Von Bettina Grachtrup

Heilbronn - Den ersten Machtkampf hat sie bestanden, doch die Bewährungsprobe kommt erst noch. Rund 85 Prozent bekommt die bisherige Verdi-Landeschefin Leni Breymaier am Samstag in Heilbronn bei ihrer Wahl zur neuen Chefin der baden-württembergischen SPD. Und auch ihre umstrittene Wunschkandidatin als Generalsekretärin kann sie durchboxen, wenn auch mit einem mäßigen Ergebnis. Die im Vorfeld viel kritisierte frühere Vizechefin der Jusos, Luisa Boos, geht mit rund 60 Prozent nach Hause. Für beide steht nun eine schwierige Zeit an: Sie sollen die Südwest-SPD aus dem Loch herausholen.

In den Wochen zuvor hatte es heftig gerumpelt im Getriebe der gebeutelten Partei. Nicht nur, dass die Genossen bei der Landtagswahl im März mit 12,7 Prozent ihr bis dahin schlechtestes Ergebnis einfuhren und in der Opposition landeten. Die Gewerkschafterin Breymaier, die sich nach einigem Überlegen bereiterklärte, in dieser schweren Zeit den Parteivorsitz zu übernehmen, stieß viele Genossen mit der Personalie Boos vor den Kopf. Kritiker befürchten einen Linksruck in der Parteiführung, da beide Frauen dem linken Parteiflügel zugerechnet werden. Und Boos war in Zeiten als Vizechefin der Jusos in eine unschöne Debatte mit abschätzigen Äußerungen über Parteikollegen verwickelt.

Doch zum Eklat kommt es am Samstag nicht. Daran hat Breymaier wesentlichen Anteil. Ihre Rede hält sie frei, in schwäbischem Dialekt und auch sonst sehr ungekünstelt. Sie spricht über sozialdemokratische Werte, über Themen, die viele in der SPD unabhängig von der Gesinnung umtreiben wie die Wohnungsnot und die Unzulänglichkeiten des gesetzlichen Rentensystems. „Die Grundwerte der SPD lauten nicht: Geld, Macht und Sex, sondern Gleichheit, Freiheit und Solidarität“, erinnert sie. Sie appelliert an die Genossen, interne Nabelschauen hinter sich zu lassen, und vermeidet es, zu polarisieren.

„Sozialdemokratisches Feuer“

„Du hast unser Herz erwärmt“, entfährt es danach prompt einer Delegierten. „Das war sozialdemokratisches Feuer“, lobt der Freiburger SPD-Kreisvorsitzende Julien Bender.
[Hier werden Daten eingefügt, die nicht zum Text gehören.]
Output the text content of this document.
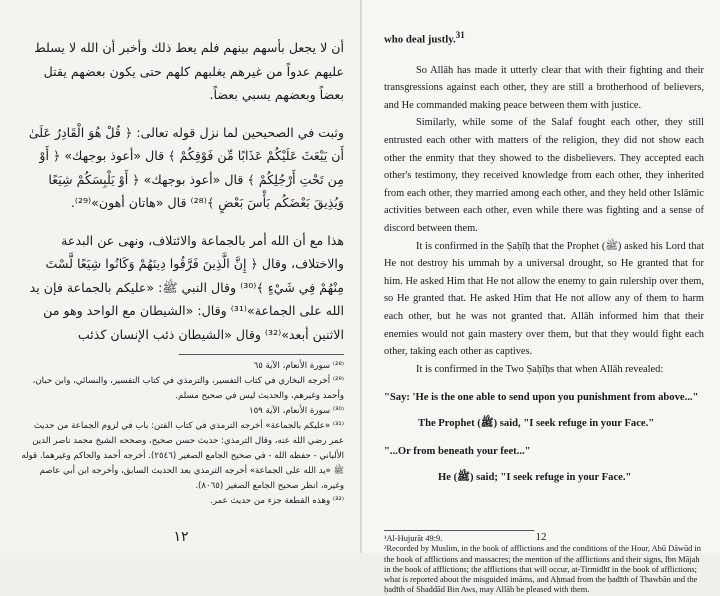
أن لا يجعل بأسهم بينهم فلم يعط ذلك وأخبر أن الله لا يسلط عليهم عدواً من غيرهم يغلبهم كلهم حتى يكون بعضهم يقتل بعضاً وبعضهم يسبي بعضاً.

وثبت في الصحيحين لما نزل قوله تعالى: ﴿ قُلْ هُوَ الْقَادِرُ عَلَىٰ أَن يَبْعَثَ عَلَيْكُمْ عَذَابًا مِّن فَوْقِكُمْ ﴾ قال «أعوذ بوجهك» ﴿ أَوْ مِن تَحْتِ أَرْجُلِكُمْ ﴾ قال «أعوذ بوجهك» ﴿ أَوْ يَلْبِسَكُمْ شِيَعًا وَيُذِيقَ بَعْضَكُم بَأْسَ بَعْضٍ ﴾⁽²⁸⁾ قال «هاتان أهون»⁽²⁹⁾.

هذا مع أن الله أمر بالجماعة والائتلاف، ونهى عن البدعة والاختلاف، وقال ﴿ إِنَّ الَّذِينَ فَرَّقُوا دِينَهُمْ وَكَانُوا شِيَعًا لَّسْتَ مِنْهُمْ فِي شَيْءٍ ﴾⁽³⁰⁾ وقال النبي ﷺ: «عليكم بالجماعة فإن يد الله على الجماعة»⁽³¹⁾ وقال: «الشيطان مع الواحد وهو من الاثنين أبعد»⁽³²⁾ وقال «الشيطان ذئب الإنسان كذئب

⁽²⁸⁾ سورة الأنعام، الآية ٦٥

⁽²⁹⁾ أخرجه البخاري في كتاب التفسير، والترمذي في كتاب التفسير، والنسائي، وابن حبان، وأحمد وغيرهم، والحديث ليس في صحيح مسلم.

⁽³⁰⁾ سورة الأنعام، الآية ١٥٩

⁽³¹⁾ «عليكم بالجماعة» أخرجه الترمذي في كتاب الفتن: باب في لزوم الجماعة من حديث عمر رضي الله عنه، وقال الترمذي: حديث حسن صحيح، وصححه الشيخ محمد ناصر الدين الألباني - حفظه الله - في صحيح الجامع الصغير (٢٥٤٦). أخرجه أحمد والحاكم وغيرهما. قوله ﷺ «يد الله على الجماعة» أخرجه الترمذي بعد الحديث السابق، وأخرجه ابن أبي عاصم وغيره، انظر صحيح الجامع الصغير (٨٠٦٥).

⁽³²⁾ وهذه القطعة جزء من حديث عمر.

١٢

who deal justly.$^{31}$

So Allāh has made it utterly clear that with their fighting and their transgressions against each other, they are still a brotherhood of believers, and He commanded making peace between them with justice.

Similarly, while some of the Salaf fought each other, they still entrusted each other with matters of the religion, they did not show each other the enmity that they showed to the disbelievers. They accepted each other's testimony, they received knowledge from each other, they inherited from each other, they married among each other, and they held other Islāmic activities between each other, even while there was fighting and a sense of discord between them.

It is confirmed in the Ṣaḥīḥ that the Prophet (ﷺ) asked his Lord that He not destroy his ummah by a universal drought, so He granted that for him. He asked Him that He not allow the enemy to gain rulership over them, so He granted that. He asked Him that He not allow any of them to harm each other, but he was not granted that. Allāh informed him that their enemies would not gain mastery over them, but that they would fight each other, taking each other as captives.

It is confirmed in the Two Ṣaḥīḥs that when Allāh revealed:

"Say: 'He is the one able to send upon you punishment from above..."

The Prophet (ﷺ) said, "I seek refuge in your Face."

"...Or from beneath your feet..."

He (ﷺ) said; "I seek refuge in your Face."

¹Al-Hujurāt 49:9.

²Recorded by Muslim, in the book of afflictions and the conditions of the Hour, Abū Dāwūd in the book of afflictions and massacres; the mention of the afflictions and their signs, Ibn Mājah in the book of afflictions; the afflictions that will occur, at-Tirmidhī in the book of afflictions; what is reported about the misguided imāms, and Aḥmad from the ḥadīth of Thawbān and the ḥadīth of Shaddād Bin Aws, may Allāh be pleased with them.

12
Juso-Landeschef Leon Hahn, der vorher skeptisch war, meint: „Das war eine starke Rede. Breymaier hat es geschafft, die Partei in der Breite mitzunehmen.“ Der Partei bleibt faktisch aber auch nichts anderes übrig, als Breymaier und Boos im Doppelpack zu akzeptieren. Beide hatten keine Gegenkandidaten. Als nur zweitstärkste Oppositionskraft im Landtag - nach der Alternative für Deutschland (AfD) - kann sich die SPD nicht erlauben, sich selbst zu zerlegen. Der Parteiflügel der sogenannten Netzwerker, die sich selbst als pragmatisch und unideologisch betrachten und zu denen auch der jetzt ausgeschiedene Landesvorsitzende Nils Schmid zählt, befindet sich intern in der Defensive. Unter Führung eben jener Netzwerker hatte die Südwest-Partei so drastisch in der Wählergunst verloren.

Der neue Vorstand ist nun für zwei Jahre gewählt. Für Breymaier und Boos ist das eine Zeit der Bewährung. Sie müssen der Partei vor der Bundestagswahl 2017 wieder Mut und neues Selbstbewusstsein verleihen. Sie müssen zur AfD abgewanderte Wähler zurückgewinnen. Und sie müssen trotz sehr knapper Finanzen dafür sorgen, dass die SPD im Land überhaupt noch sichtbar bleibt. Das ist keine leichte Aufgabe.

Baden-Württemberg, das unter Ministerpräsident Winfried Kretschmann (Grüne) in der bundesweit ersten grün-schwarzen Koalition regiert wird, gehört seit jeher zu den Regionen, in denen es die Sozialdemokratie schwer hat, fehlt dort doch weitgehend die klassische Arbeiterschicht. Inwieweit dort ein etwas linkeres SPD-Profil mehr Stimmen bringen kann, muss sich erst noch zeigen.